Real-time wear monitoring in plastic gears using drive torque signal diagnostics

Abstract

Excessive wear represents a prevalent failure mechanism in plastic gears, necessitating online monitoring for intelligent operation and maintenance. To address challenges in direct wear measurement arising from complex geometry and harsh operating conditions, this study proposes a torque signal-based method for staged wear assessment and failure diagnosis. This approach leverages the established correlation between drive torque fluctuations and wear progression observed during testing. Utilizing Symmetrized Dot Pattern (SDP) transformation, one-dimensional torque signals are converted into two-dimensional images for enhanced feature characterization. Torque signals spanning the complete service-life cycle at distinct wear stages were acquired to develop a YOLO11-CLS-based wear classification model.
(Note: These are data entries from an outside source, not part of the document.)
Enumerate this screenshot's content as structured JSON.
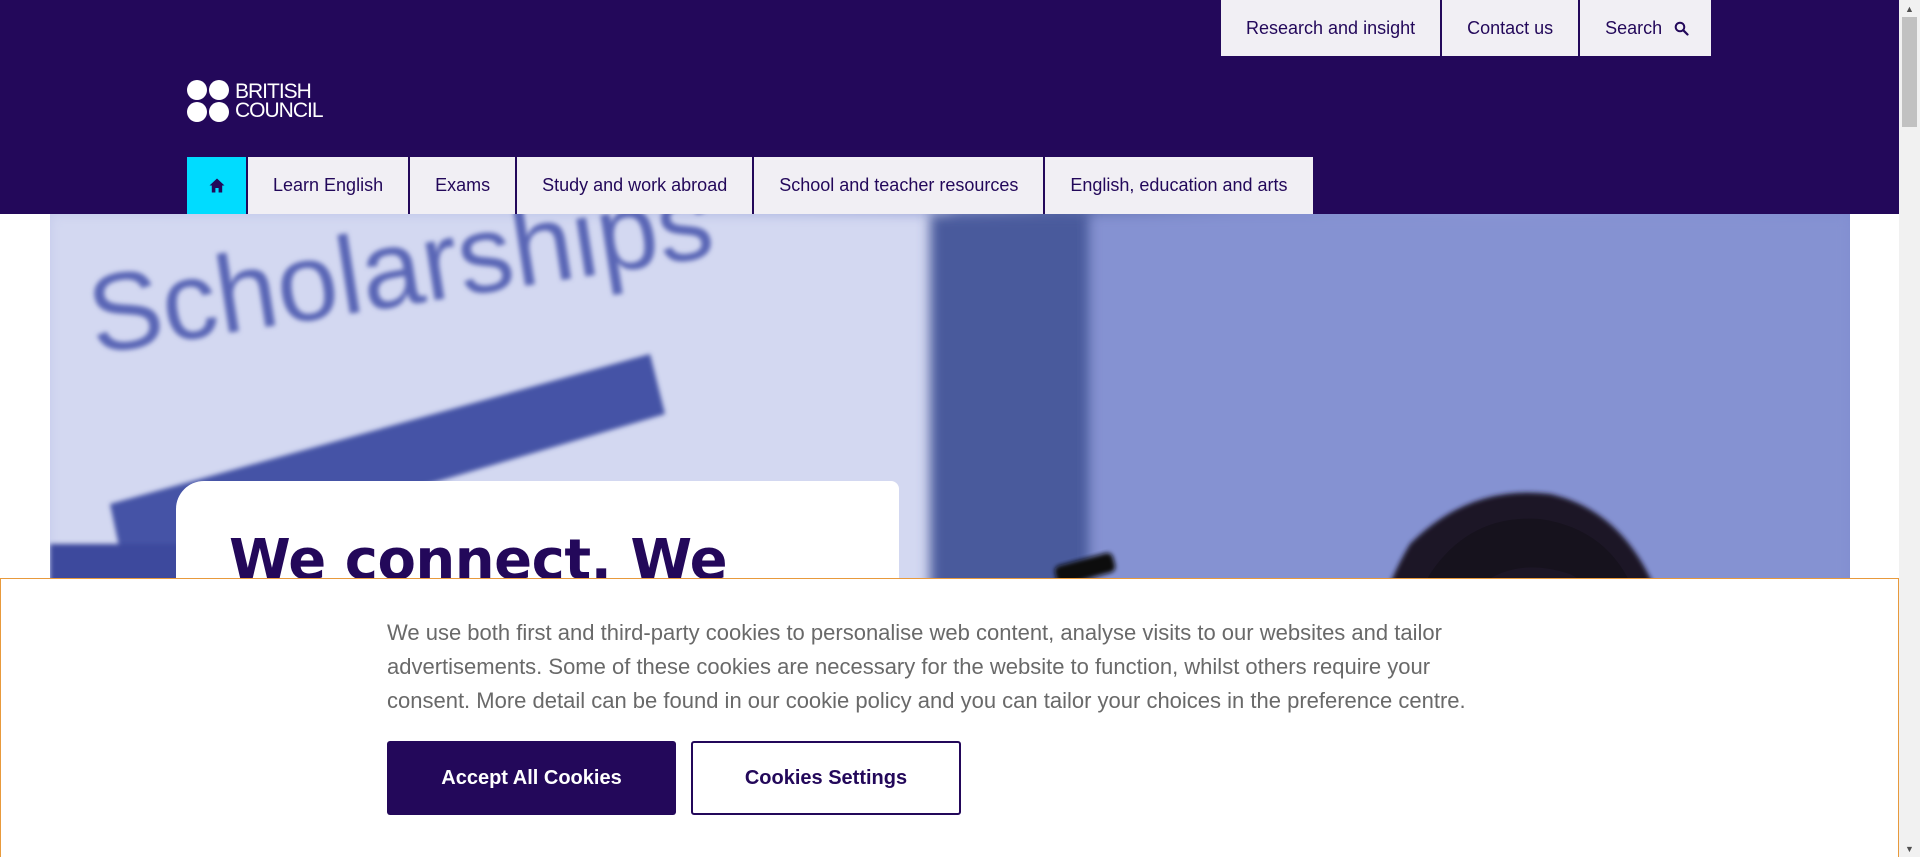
{
  "header": {
    "brand": "BRITISH COUNCIL",
    "brand_line1": "BRITISH",
    "brand_line2": "COUNCIL",
    "utility_nav": {
      "research": "Research and insight",
      "contact": "Contact us",
      "search": "Search"
    },
    "main_nav": {
      "home_icon": "home-icon",
      "items": [
        {
          "label": "Learn English"
        },
        {
          "label": "Exams"
        },
        {
          "label": "Study and work abroad"
        },
        {
          "label": "School and teacher resources"
        },
        {
          "label": "English, education and arts"
        }
      ]
    }
  },
  "hero": {
    "sign_text": "Scholarships",
    "title": "We connect. We"
  },
  "cookie_banner": {
    "text": "We use both first and third-party cookies to personalise web content, analyse visits to our websites and tailor advertisements. Some of these cookies are necessary for the website to function, whilst others require your consent. More detail can be found in our cookie policy and you can tailor your choices in the preference centre.",
    "accept_label": "Accept All Cookies",
    "settings_label": "Cookies Settings"
  },
  "colors": {
    "brand_purple": "#23085a",
    "nav_background": "#f1eff4",
    "home_accent": "#00dcff",
    "banner_border": "#e89a3c"
  }
}
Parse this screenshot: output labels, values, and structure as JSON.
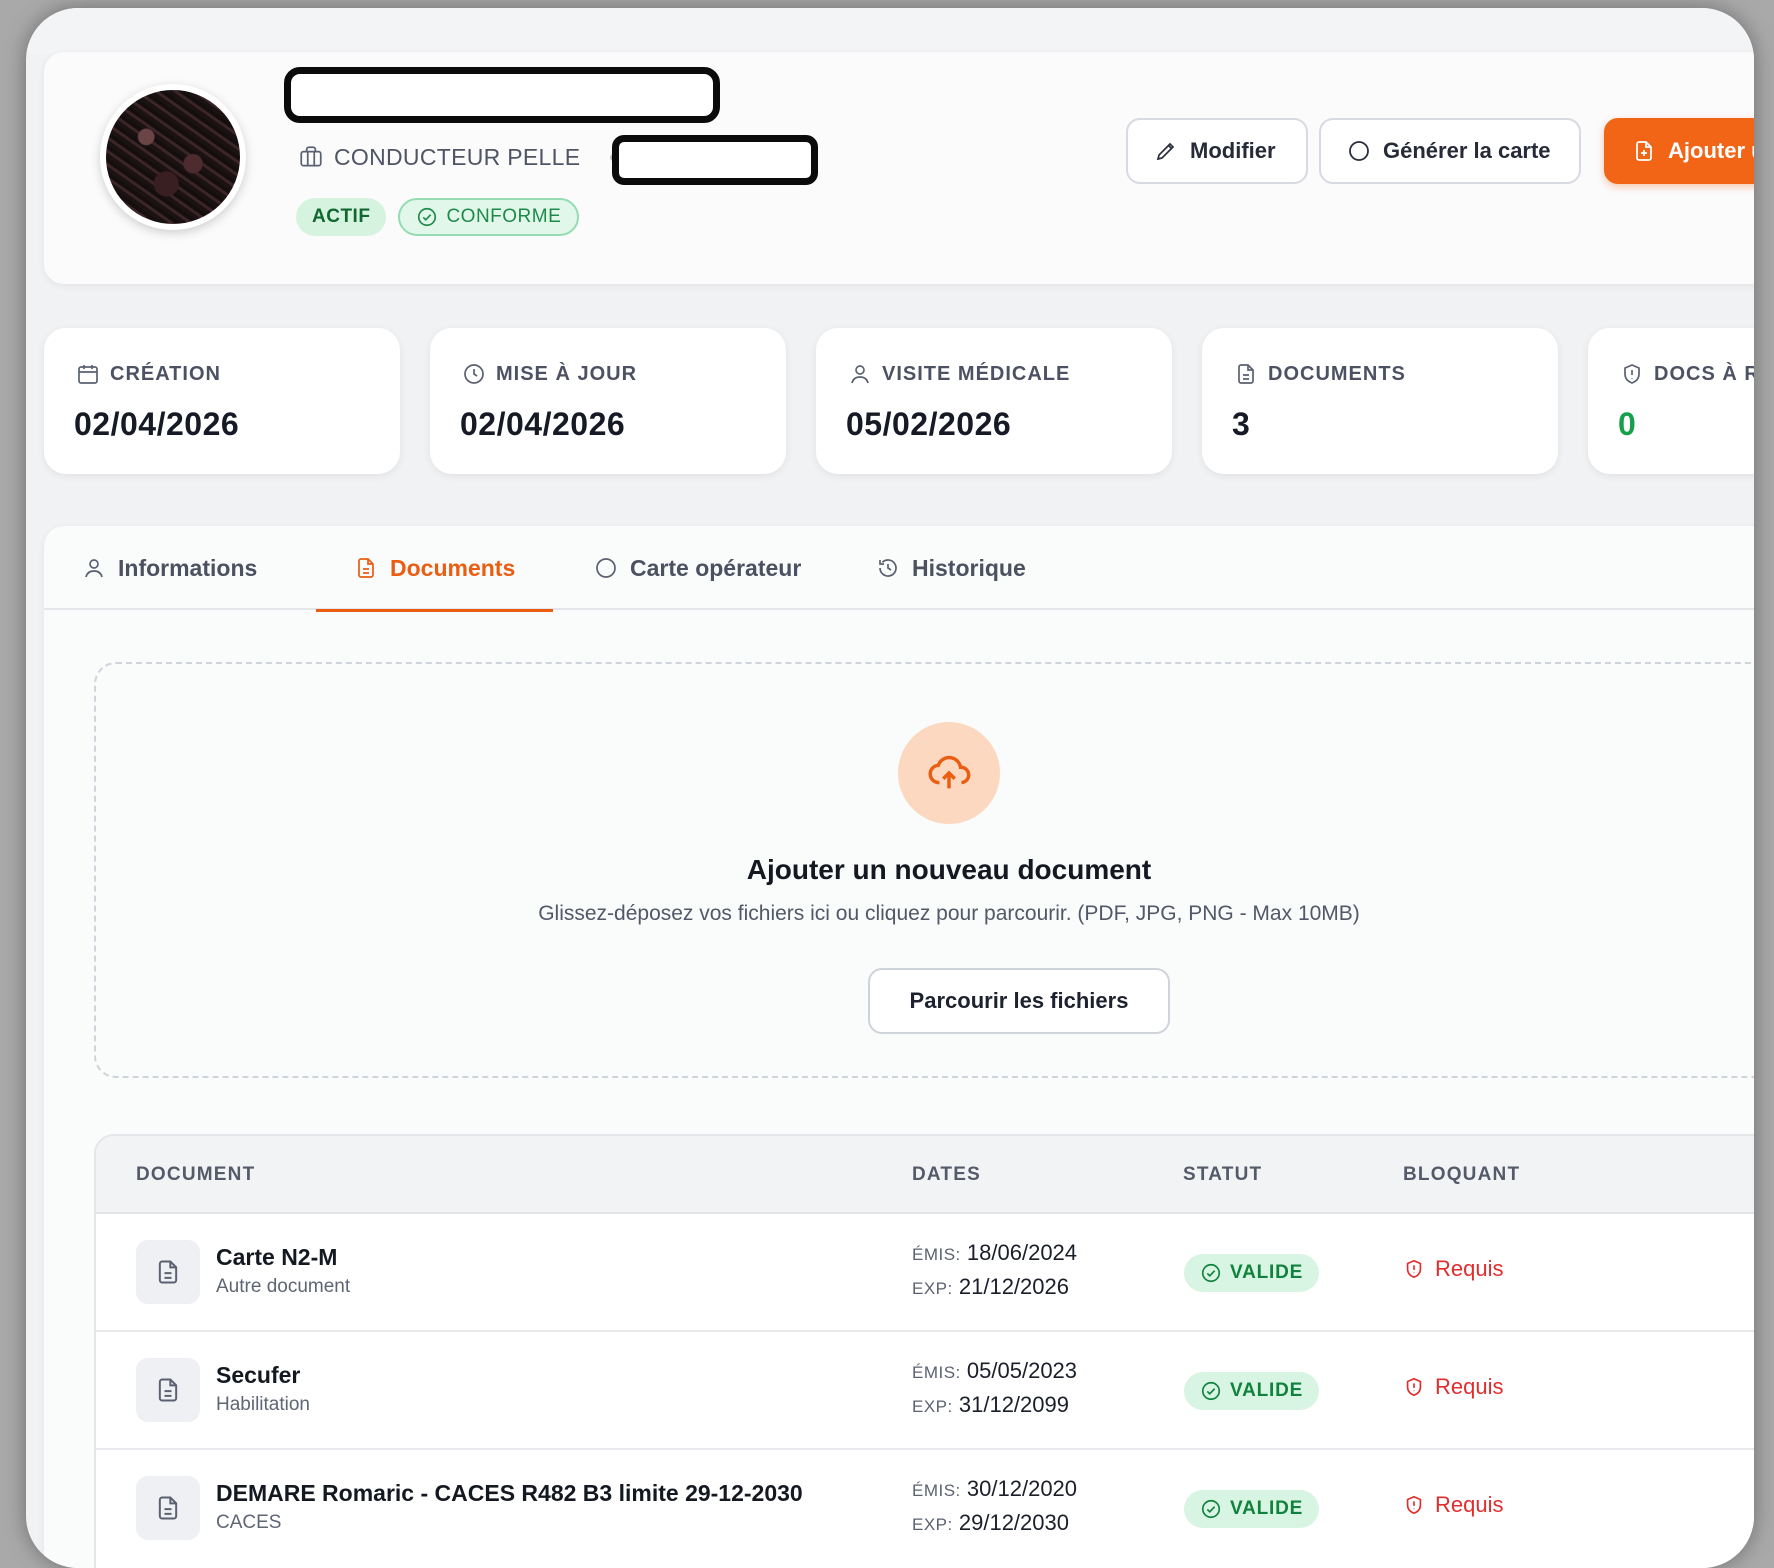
{
  "header": {
    "role": "CONDUCTEUR PELLE",
    "badges": {
      "actif": "ACTIF",
      "conforme": "CONFORME"
    },
    "buttons": {
      "modifier": "Modifier",
      "generer": "Générer la carte",
      "ajouter": "Ajouter un"
    }
  },
  "stats": [
    {
      "label": "CRÉATION",
      "value": "02/04/2026",
      "icon": "calendar-icon"
    },
    {
      "label": "MISE À JOUR",
      "value": "02/04/2026",
      "icon": "clock-icon"
    },
    {
      "label": "VISITE MÉDICALE",
      "value": "05/02/2026",
      "icon": "user-icon"
    },
    {
      "label": "DOCUMENTS",
      "value": "3",
      "icon": "document-icon"
    },
    {
      "label": "DOCS À R",
      "value": "0",
      "icon": "shield-icon",
      "value_color": "#17a04b"
    }
  ],
  "tabs": [
    {
      "label": "Informations",
      "icon": "user-icon"
    },
    {
      "label": "Documents",
      "icon": "document-icon",
      "active": true
    },
    {
      "label": "Carte opérateur",
      "icon": "circle-icon"
    },
    {
      "label": "Historique",
      "icon": "history-icon"
    }
  ],
  "dropzone": {
    "title": "Ajouter un nouveau document",
    "subtitle": "Glissez-déposez vos fichiers ici ou cliquez pour parcourir. (PDF, JPG, PNG - Max 10MB)",
    "browse_label": "Parcourir les fichiers"
  },
  "table": {
    "headers": {
      "document": "DOCUMENT",
      "dates": "DATES",
      "statut": "STATUT",
      "bloquant": "BLOQUANT"
    },
    "emis_label": "ÉMIS:",
    "exp_label": "EXP:",
    "rows": [
      {
        "name": "Carte N2-M",
        "type": "Autre document",
        "emis": "18/06/2024",
        "exp": "21/12/2026",
        "status": "VALIDE",
        "bloquant": "Requis"
      },
      {
        "name": "Secufer",
        "type": "Habilitation",
        "emis": "05/05/2023",
        "exp": "31/12/2099",
        "status": "VALIDE",
        "bloquant": "Requis"
      },
      {
        "name": "DEMARE Romaric - CACES R482 B3 limite 29-12-2030",
        "type": "CACES",
        "emis": "30/12/2020",
        "exp": "29/12/2030",
        "status": "VALIDE",
        "bloquant": "Requis"
      }
    ]
  },
  "colors": {
    "accent": "#f26516",
    "success": "#17a04b",
    "danger": "#e02d2d"
  }
}
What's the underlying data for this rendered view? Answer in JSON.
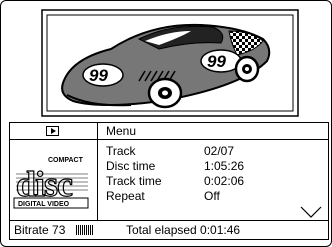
{
  "menu": {
    "title": "Menu"
  },
  "disc_logo": {
    "line1": "COMPACT",
    "big": "disc",
    "line2": "DIGITAL VIDEO"
  },
  "info_rows": [
    {
      "label": "Track",
      "value": "02/07"
    },
    {
      "label": "Disc time",
      "value": "1:05:26"
    },
    {
      "label": "Track time",
      "value": "0:02:06"
    },
    {
      "label": "Repeat",
      "value": "Off"
    }
  ],
  "status": {
    "bitrate_label": "Bitrate 73",
    "bitrate_level_bars": 9,
    "total_elapsed": "Total elapsed 0:01:46"
  },
  "icons": {
    "play": "play-icon",
    "scroll_down": "chevron-down-icon",
    "logo": "compact-disc-logo"
  },
  "preview": {
    "car_number": "99"
  }
}
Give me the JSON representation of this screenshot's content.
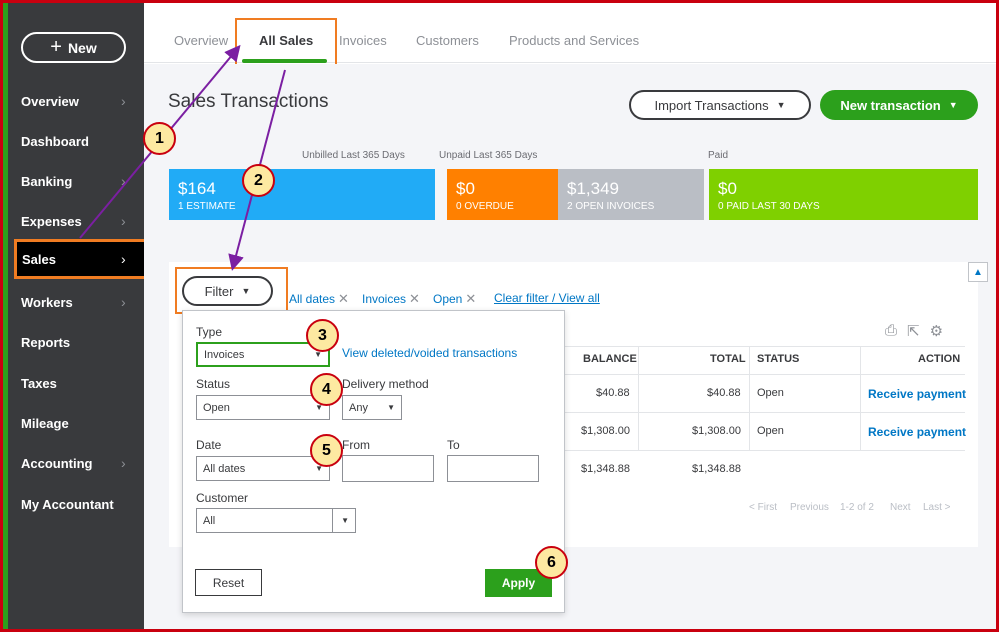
{
  "sidebar": {
    "new_label": "New",
    "items": [
      {
        "label": "Overview",
        "has_chevron": true
      },
      {
        "label": "Dashboard",
        "has_chevron": false
      },
      {
        "label": "Banking",
        "has_chevron": true
      },
      {
        "label": "Expenses",
        "has_chevron": true
      },
      {
        "label": "Sales",
        "has_chevron": true,
        "active": true
      },
      {
        "label": "Workers",
        "has_chevron": true
      },
      {
        "label": "Reports",
        "has_chevron": false
      },
      {
        "label": "Taxes",
        "has_chevron": false
      },
      {
        "label": "Mileage",
        "has_chevron": false
      },
      {
        "label": "Accounting",
        "has_chevron": true
      },
      {
        "label": "My Accountant",
        "has_chevron": false
      }
    ]
  },
  "tabs": [
    "Overview",
    "All Sales",
    "Invoices",
    "Customers",
    "Products and Services"
  ],
  "active_tab": "All Sales",
  "page": {
    "title": "Sales Transactions",
    "import_label": "Import Transactions",
    "new_transaction_label": "New transaction"
  },
  "money_bar": {
    "unbilled_label": "Unbilled Last 365 Days",
    "unpaid_label": "Unpaid Last 365 Days",
    "paid_label": "Paid",
    "estimate": {
      "amount": "$164",
      "sub": "1 ESTIMATE",
      "color": "#21abf6"
    },
    "overdue": {
      "amount": "$0",
      "sub": "0 OVERDUE",
      "color": "#ff8000"
    },
    "open_invoices": {
      "amount": "$1,349",
      "sub": "2 OPEN INVOICES",
      "color": "#babec5"
    },
    "paid": {
      "amount": "$0",
      "sub": "0 PAID LAST 30 DAYS",
      "color": "#7fd000"
    }
  },
  "filter_bar": {
    "filter_label": "Filter",
    "chips": [
      "All dates",
      "Invoices",
      "Open"
    ],
    "clear_label": "Clear filter / View all"
  },
  "filter_panel": {
    "type_label": "Type",
    "type_value": "Invoices",
    "view_deleted_label": "View deleted/voided transactions",
    "status_label": "Status",
    "status_value": "Open",
    "delivery_label": "Delivery method",
    "delivery_value": "Any",
    "date_label": "Date",
    "date_value": "All dates",
    "from_label": "From",
    "to_label": "To",
    "customer_label": "Customer",
    "customer_value": "All",
    "reset_label": "Reset",
    "apply_label": "Apply"
  },
  "table": {
    "headers": {
      "balance": "BALANCE",
      "total": "TOTAL",
      "status": "STATUS",
      "action": "ACTION"
    },
    "rows": [
      {
        "balance": "$40.88",
        "total": "$40.88",
        "status": "Open",
        "action": "Receive payment"
      },
      {
        "balance": "$1,308.00",
        "total": "$1,308.00",
        "status": "Open",
        "action": "Receive payment"
      }
    ],
    "totals": {
      "balance": "$1,348.88",
      "total": "$1,348.88"
    },
    "pagination": {
      "first": "< First",
      "previous": "Previous",
      "range": "1-2 of 2",
      "next": "Next",
      "last": "Last >"
    }
  },
  "annotations": [
    "1",
    "2",
    "3",
    "4",
    "5",
    "6"
  ],
  "colors": {
    "brand_green": "#2ca01c",
    "highlight_orange": "#f07c22",
    "arrow_purple": "#7b1fa2",
    "frame_red": "#c9000f",
    "link_blue": "#0077c5"
  }
}
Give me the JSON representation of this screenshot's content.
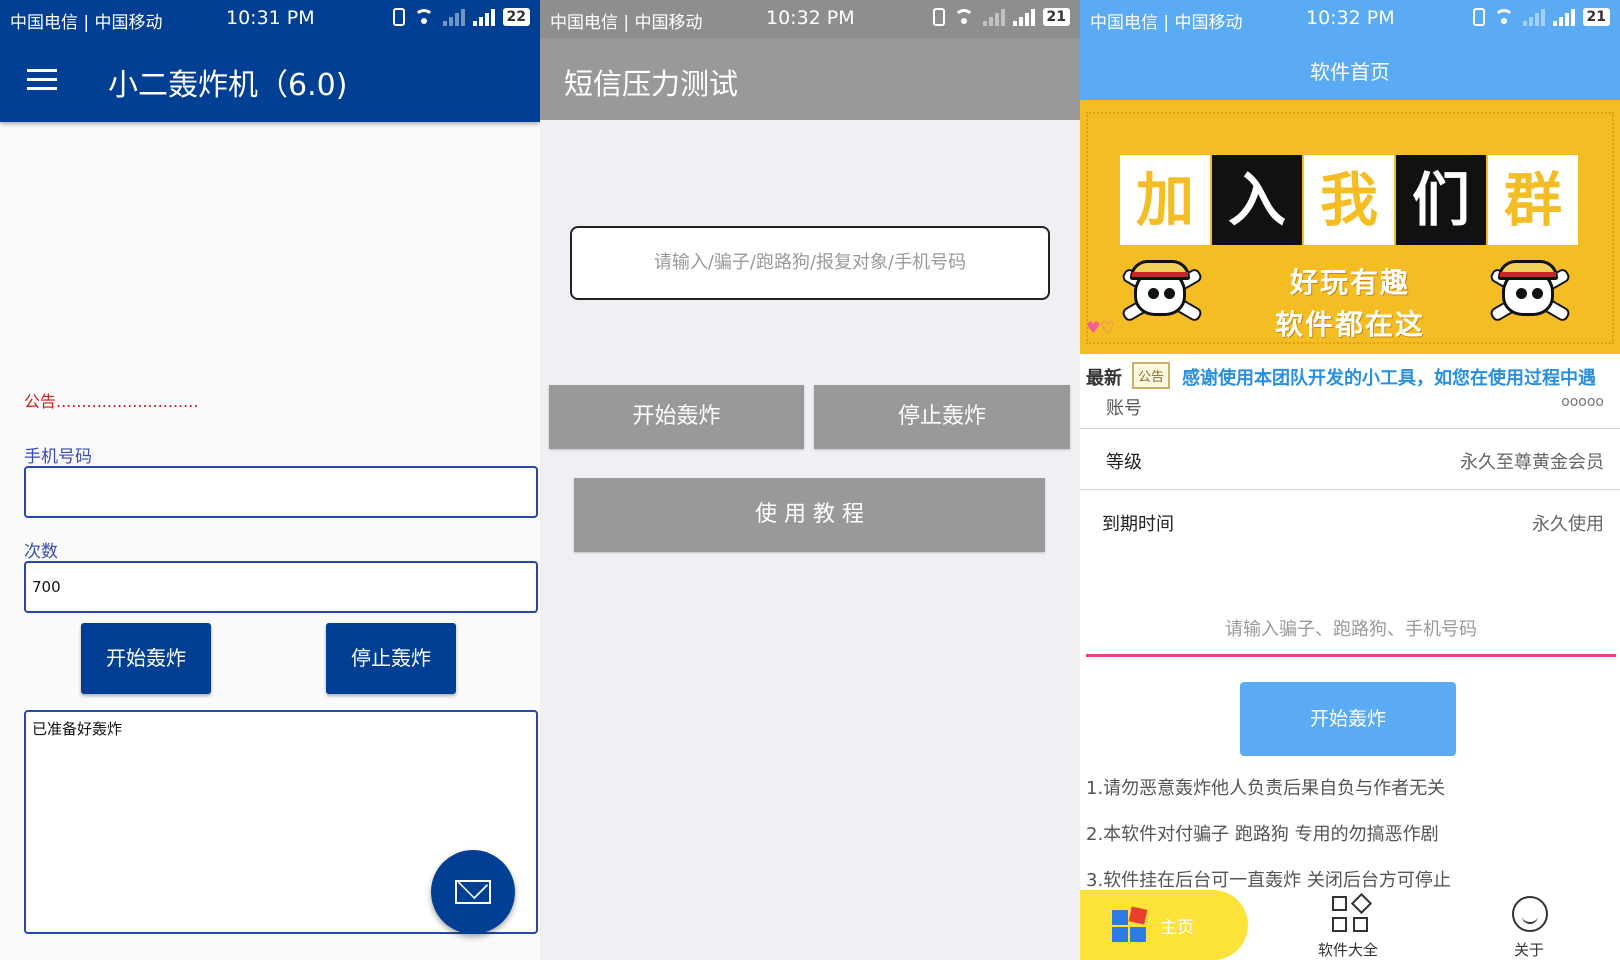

By monitoring torque variations during gear meshing in real-time, the method achieves wear staging and failure diagnosis. Experimental results demonstrate significant morphological differences in Polyamide (PA) gear debris across operating conditions: lower parameters produce finer, more uniform debris. PA gear wear evolution follows a distinct three-stage process (running-in → stable wear → severe wear), with torque signals enabling stage differentiation at >96 % classification accuracy. The method provides effective failure diagnosis for PA gears while offering practical implementation advantages. This research contributes fundamental data for PA gear load-bearing design and advances condition monitoring methodologies for plastic gear transmissions.